The comments marked a rare occasion in which government officials have confirmed that adversaries are not just probing critical infrastructure systems but penetrating those machines’ safeguards. Panetta, who was addressing business executives in New York City, also disclosed that the severity of recent disruptions to U.S financial services websites and a Saudi oil company is unparalleled.
“We know that foreign cyber actors are probing America’s critical infrastructure networks. They are targeting the computer control systems that operate chemical, electricity and water plants, and those that guide transportation throughout the country. We know of specific instances where intruders have successfully gained access to these control systems,” Panetta said.
U.S. cybersecurity is the responsibility of the Homeland Security Department, with the Pentagon and the FBI playing supporting roles to protect civilian systems. To further that support, “the department has developed the capability to conduct effective operations to counter threats to our national interests in cyberspace,” Panetta said. “Potential aggressors should be aware that the United States has the capacity to locate them and hold them accountable for actions that harm America or its interests.”
He added that the new rules of engagement “will make clear that the department has a responsibility not only to defend DoD’s networks, but also to be prepared to defend the nation and our national interests against an attack in or through cyberspace.”
Panetta sits on the more provocative side of a debate over the ability of aggressors to wage network attacks that could cripple American society. While most experts agree that terrorist groups and enemy states may be trying to buy or build such capabilities, they are divided over the imminent risk of a cyber assault “that could be the equivalent of Pearl Harbor,” to quote Panetta’s oft-used axiom.
Panetta on Thursday again depicted images of simultaneous cyberattacks that derail trains loaded with lethal chemicals, contaminate the water supply in major cities, and degrade critical military systems -- combined with a physical attack -- that could culminate in a “cyber Pearl Harbor.”
It is clear that bad actors currently are able to engineer malicious software that steals substantial monetary funds, intellectual property and national security secrets. Disruptive malware that destroys electronics and software already is emerging.
Panetta pointed to an August strike on internal network services at Saudi Aramco, the Saudi Arabian state oil company, that corrupted 30,000 employee workstations.

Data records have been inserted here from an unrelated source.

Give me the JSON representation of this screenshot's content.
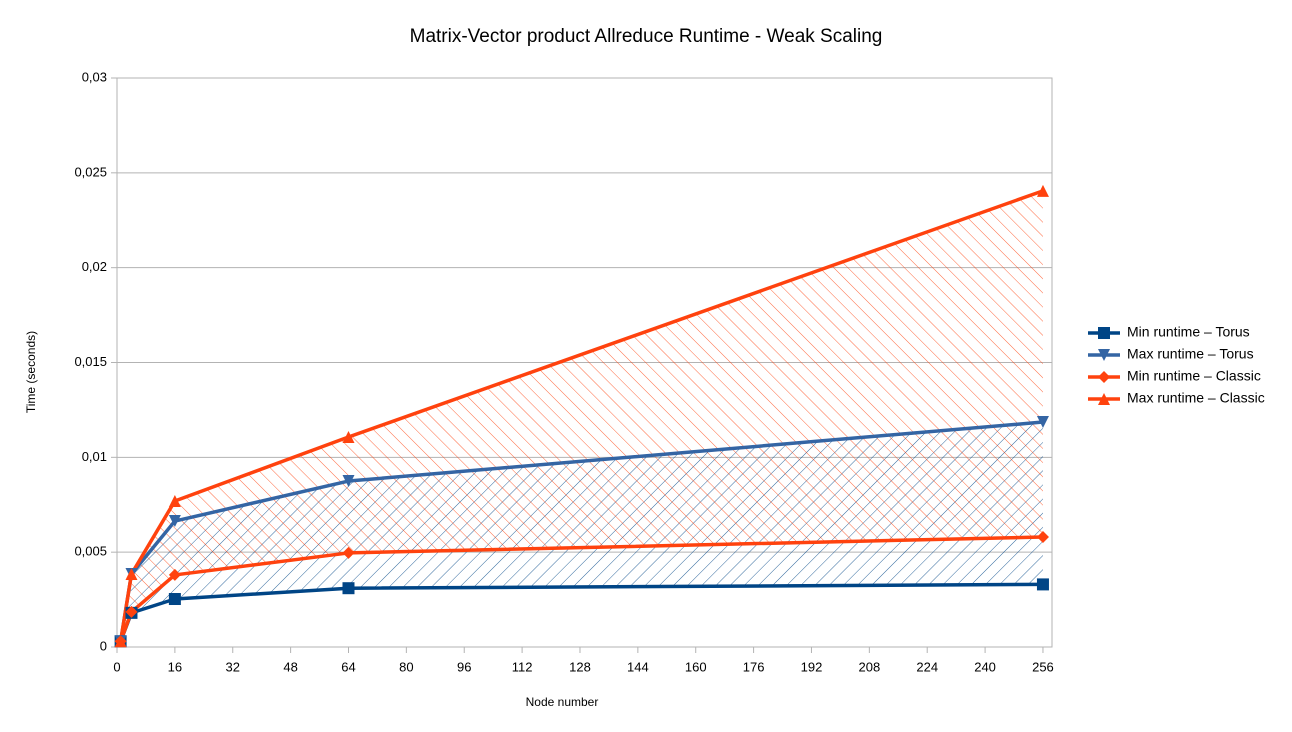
{
  "chart_data": {
    "type": "line",
    "title": "Matrix-Vector product Allreduce Runtime - Weak Scaling",
    "x_label": "Node number",
    "y_label": "Time (seconds)",
    "x": [
      1,
      4,
      16,
      64,
      256
    ],
    "xlim": [
      0,
      258.5
    ],
    "xticks": [
      0,
      16,
      32,
      48,
      64,
      80,
      96,
      112,
      128,
      144,
      160,
      176,
      192,
      208,
      224,
      240,
      256
    ],
    "ylim": [
      0,
      0.03
    ],
    "yticks": [
      0,
      {
        "value": 0.005,
        "label": "0,005"
      },
      {
        "value": 0.01,
        "label": "0,01"
      },
      {
        "value": 0.015,
        "label": "0,015"
      },
      {
        "value": 0.02,
        "label": "0,02"
      },
      {
        "value": 0.025,
        "label": "0,025"
      },
      {
        "value": 0.03,
        "label": "0,03"
      }
    ],
    "grid": true,
    "legend": "right",
    "series": [
      {
        "name": "Min runtime – Torus",
        "color": "#004586",
        "marker": "square",
        "values": [
          0.0003,
          0.0018,
          0.00253,
          0.0031,
          0.0033
        ]
      },
      {
        "name": "Max runtime – Torus",
        "color": "#3465a4",
        "marker": "triangle-down",
        "values": [
          0.0003,
          0.00385,
          0.00664,
          0.00875,
          0.01186
        ]
      },
      {
        "name": "Min runtime – Classic",
        "color": "#ff420e",
        "marker": "diamond",
        "values": [
          0.0003,
          0.00185,
          0.0038,
          0.00496,
          0.0058
        ]
      },
      {
        "name": "Max runtime – Classic",
        "color": "#ff420e",
        "marker": "triangle-up",
        "values": [
          0.0003,
          0.00385,
          0.0077,
          0.01107,
          0.02405
        ]
      }
    ],
    "ranges": [
      {
        "min_series": 0,
        "max_series": 1,
        "color": "#004586"
      },
      {
        "min_series": 2,
        "max_series": 3,
        "color": "#ff420e"
      }
    ]
  }
}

The so-called Shamoon virus “replaced crucial system files with an image of a burning U.S. flag. It also put additional garbage data that overwrote all the real data on the machine,” Panetta said. “The Shamoon virus was probably the most destructive attack that the private sector has seen to date.”
Aramco’s computers have since been cleaned of the malware and restored to service, the firm stated in late August. None of the company’s oil and gas operations were affected by the infection, according to Aramco officials.
More recently, a string of computer incidents temporarily disabled customer sites at major U.S. banks, including Capital One and SunTrust Banks. An activist group calling itself “Cyber fighters of Izz ad-din Al qassam” took credit for planning floods of network traffic to paralyze the sites’ servers, known as denial of service attacks.
On Thursday, Panetta said, “While this kind of tactic isn’t new, the scale and speed was unprecedented,” adding that the online bank disturbances and the Saudi Arabia hit “mark a significant escalation of the cyber threat.”
The Pentagon -- with a $3 billion purse -- is continuing to increase key investments in cybersecurity even in times of fiscal constraint. “Our most important investment is in the skilled cyber warriors needed to conduct operations in cyberspace,” Panetta said.